Administrators had closed Sciences Po's main buildings on Friday in response to the sit-in and called for remote classes instead.

Prime Minister Gabriel Attal's office said such protests would be dealt with using "total rigour", adding that 23 university sites had been "evacuated" on Thursday.

Some students were still at the end of the blocked street after the building was cleared, chanting "we're still here, even if Sciences Po doesn't want us" and "long live the Palestinian people's struggle".

Sciences Po, widely considered France's top political science school, with alumni including President Emmanuel Macron, has seen student action at its sites across the country in protest against the war in Gaza and the ensuing humanitarian crisis.

Protests have been slow to spread to other prominent universities, unlike in the United States — where demonstrations at around 40 facilities have at times spiralled into clashes with police and mass arrests.

Demonstrations have so far been more peaceful in France, home to the largest Jewish population outside Israel and the US, and to Europe's largest Muslim community.
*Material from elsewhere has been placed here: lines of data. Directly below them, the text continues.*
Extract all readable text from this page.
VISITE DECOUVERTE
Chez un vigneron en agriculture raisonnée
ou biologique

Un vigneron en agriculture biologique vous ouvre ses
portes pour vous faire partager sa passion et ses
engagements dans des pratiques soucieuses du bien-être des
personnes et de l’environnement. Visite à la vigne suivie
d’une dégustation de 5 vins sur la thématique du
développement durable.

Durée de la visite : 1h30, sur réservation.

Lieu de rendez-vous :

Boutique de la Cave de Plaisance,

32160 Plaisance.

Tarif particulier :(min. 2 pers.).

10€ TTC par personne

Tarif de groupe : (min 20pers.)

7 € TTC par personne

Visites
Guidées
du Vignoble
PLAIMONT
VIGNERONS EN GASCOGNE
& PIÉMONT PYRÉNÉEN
The University of California, Los Angeles, announced that Friday's classes would be held remotely after police cleared a protest camp there and arrested more than 200 people.

Sciences Po administration took the same step for its Paris student body of between 5,000 and 6,000.
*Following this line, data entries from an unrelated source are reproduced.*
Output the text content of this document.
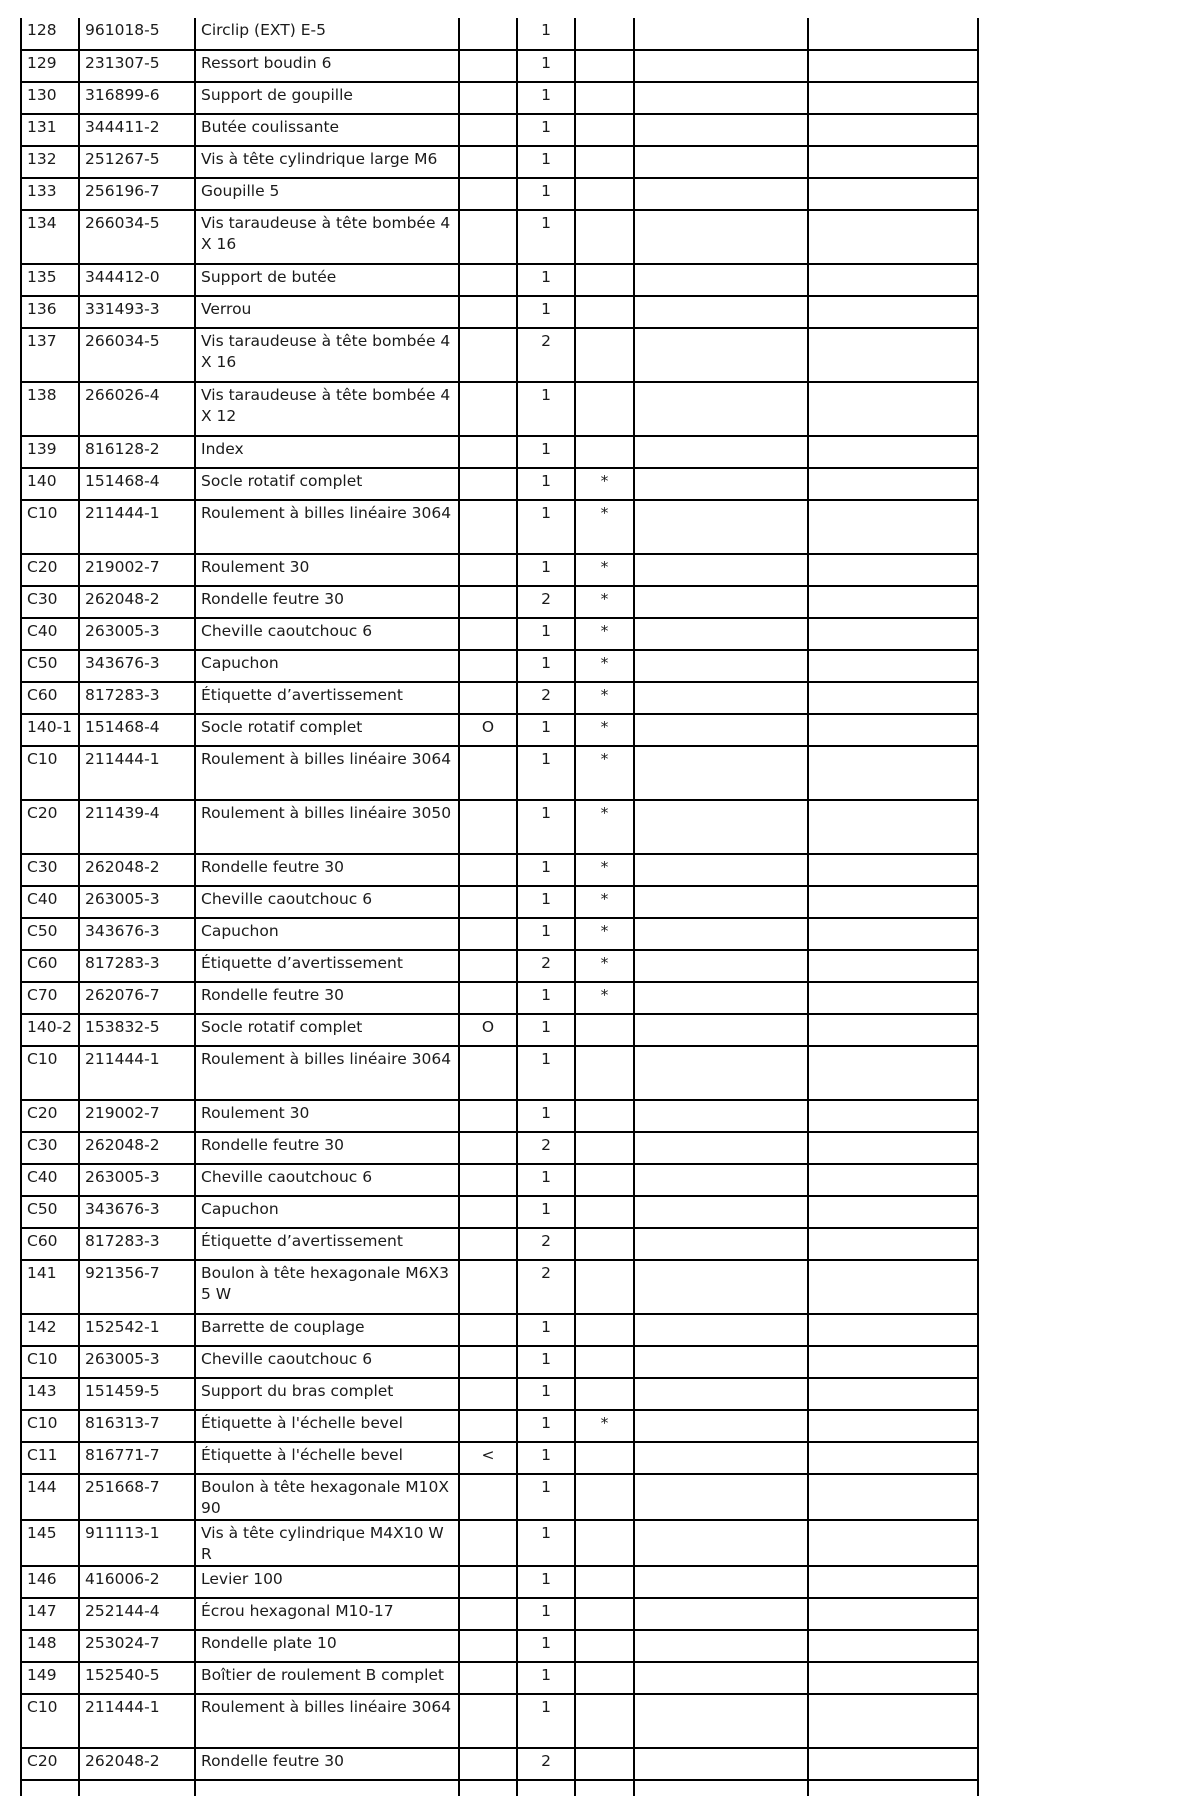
128	961018-5	Circlip (EXT) E-5		1			
129	231307-5	Ressort boudin 6		1			
130	316899-6	Support de goupille		1			
131	344411-2	Butée coulissante		1			
132	251267-5	Vis à tête cylindrique large M6		1			
133	256196-7	Goupille 5		1			
134	266034-5	Vis taraudeuse à tête bombée 4X 16		1			
135	344412-0	Support de butée		1			
136	331493-3	Verrou		1			
137	266034-5	Vis taraudeuse à tête bombée 4X 16		2			
138	266026-4	Vis taraudeuse à tête bombée 4X 12		1			
139	816128-2	Index		1			
140	151468-4	Socle rotatif complet		1	*		
C10	211444-1	Roulement à billes linéaire 3064		1	*		
C20	219002-7	Roulement 30		1	*		
C30	262048-2	Rondelle feutre 30		2	*		
C40	263005-3	Cheville caoutchouc 6		1	*		
C50	343676-3	Capuchon		1	*		
C60	817283-3	Étiquette d’avertissement		2	*		
140-1	151468-4	Socle rotatif complet	O	1	*		
C10	211444-1	Roulement à billes linéaire 3064		1	*		
C20	211439-4	Roulement à billes linéaire 3050		1	*		
C30	262048-2	Rondelle feutre 30		1	*		
C40	263005-3	Cheville caoutchouc 6		1	*		
C50	343676-3	Capuchon		1	*		
C60	817283-3	Étiquette d’avertissement		2	*		
C70	262076-7	Rondelle feutre 30		1	*		
140-2	153832-5	Socle rotatif complet	O	1			
C10	211444-1	Roulement à billes linéaire 3064		1			
C20	219002-7	Roulement 30		1			
C30	262048-2	Rondelle feutre 30		2			
C40	263005-3	Cheville caoutchouc 6		1			
C50	343676-3	Capuchon		1			
C60	817283-3	Étiquette d’avertissement		2			
141	921356-7	Boulon à tête hexagonale M6X35 W		2			
142	152542-1	Barrette de couplage		1			
C10	263005-3	Cheville caoutchouc 6		1			
143	151459-5	Support du bras complet		1			
C10	816313-7	Étiquette à l'échelle bevel		1	*		
C11	816771-7	Étiquette à l'échelle bevel	<	1			
144	251668-7	Boulon à tête hexagonale M10X90		1			
145	911113-1	Vis à tête cylindrique M4X10 WR		1			
146	416006-2	Levier 100		1			
147	252144-4	Écrou hexagonal M10-17		1			
148	253024-7	Rondelle plate 10		1			
149	152540-5	Boîtier de roulement B complet		1			
C10	211444-1	Roulement à billes linéaire 3064		1			
C20	262048-2	Rondelle feutre 30		2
Protesters had occupied the entrance hall in a "peaceful sit-in" following a debate on the Middle East with administrators on Thursday morning that their Palestine Committee dubbed "disappointing".

The university's interim administrator, Jean Basseres, refused student demands to "investigate" Science Po's ties with Israeli institutions.
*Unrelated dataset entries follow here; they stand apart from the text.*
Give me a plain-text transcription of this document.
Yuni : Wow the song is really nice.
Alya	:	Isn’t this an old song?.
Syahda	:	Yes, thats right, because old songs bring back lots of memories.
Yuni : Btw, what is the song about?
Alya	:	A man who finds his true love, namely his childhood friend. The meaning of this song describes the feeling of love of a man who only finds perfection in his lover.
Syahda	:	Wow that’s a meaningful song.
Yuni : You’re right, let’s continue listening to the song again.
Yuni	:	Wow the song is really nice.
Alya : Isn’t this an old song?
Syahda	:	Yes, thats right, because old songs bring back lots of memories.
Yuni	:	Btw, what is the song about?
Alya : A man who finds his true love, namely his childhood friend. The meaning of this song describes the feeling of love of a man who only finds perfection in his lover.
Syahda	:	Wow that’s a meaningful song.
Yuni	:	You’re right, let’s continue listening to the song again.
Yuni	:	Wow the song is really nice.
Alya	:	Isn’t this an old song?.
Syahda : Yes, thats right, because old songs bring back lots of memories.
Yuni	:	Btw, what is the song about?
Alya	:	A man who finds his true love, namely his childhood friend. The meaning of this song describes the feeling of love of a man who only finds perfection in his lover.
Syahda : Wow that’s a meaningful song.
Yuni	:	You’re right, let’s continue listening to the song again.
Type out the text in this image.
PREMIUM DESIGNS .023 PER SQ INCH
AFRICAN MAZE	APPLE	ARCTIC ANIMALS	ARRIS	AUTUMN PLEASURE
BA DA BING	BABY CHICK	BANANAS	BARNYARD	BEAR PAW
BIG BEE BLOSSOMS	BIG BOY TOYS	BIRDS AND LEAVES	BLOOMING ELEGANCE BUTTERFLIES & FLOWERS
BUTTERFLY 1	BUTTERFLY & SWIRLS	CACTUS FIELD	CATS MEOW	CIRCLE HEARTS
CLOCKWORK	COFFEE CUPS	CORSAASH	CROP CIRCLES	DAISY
Outside the Sorbonne University, a few hundred metres from Sciences Po in central Paris, members of the Union of Jewish Students in France (UEJF) set up a "dialogue table" on Friday.

"We want to prove that it's not true that you can't talk about the Israeli-Palestinian conflict," UEJF president Samuel Lejoyeux told broadcaster Radio J.

"To do that, we have to sideline those who single out Jewish students as complicit in genocide," he added.

Police also removed students from the Institute for Political Studies (IEP) in Lyon.

And in the northeastern city of Lille, the ESJ journalism school was blocked off.

Around 100 students had occupied a lecture hall at Science Po's Lyon branch late on Thursday.

Law enforcement on Friday removed a dozen students who were blocking the entrance to a university site in Saint-Etienne, near Lyon, for the second day running.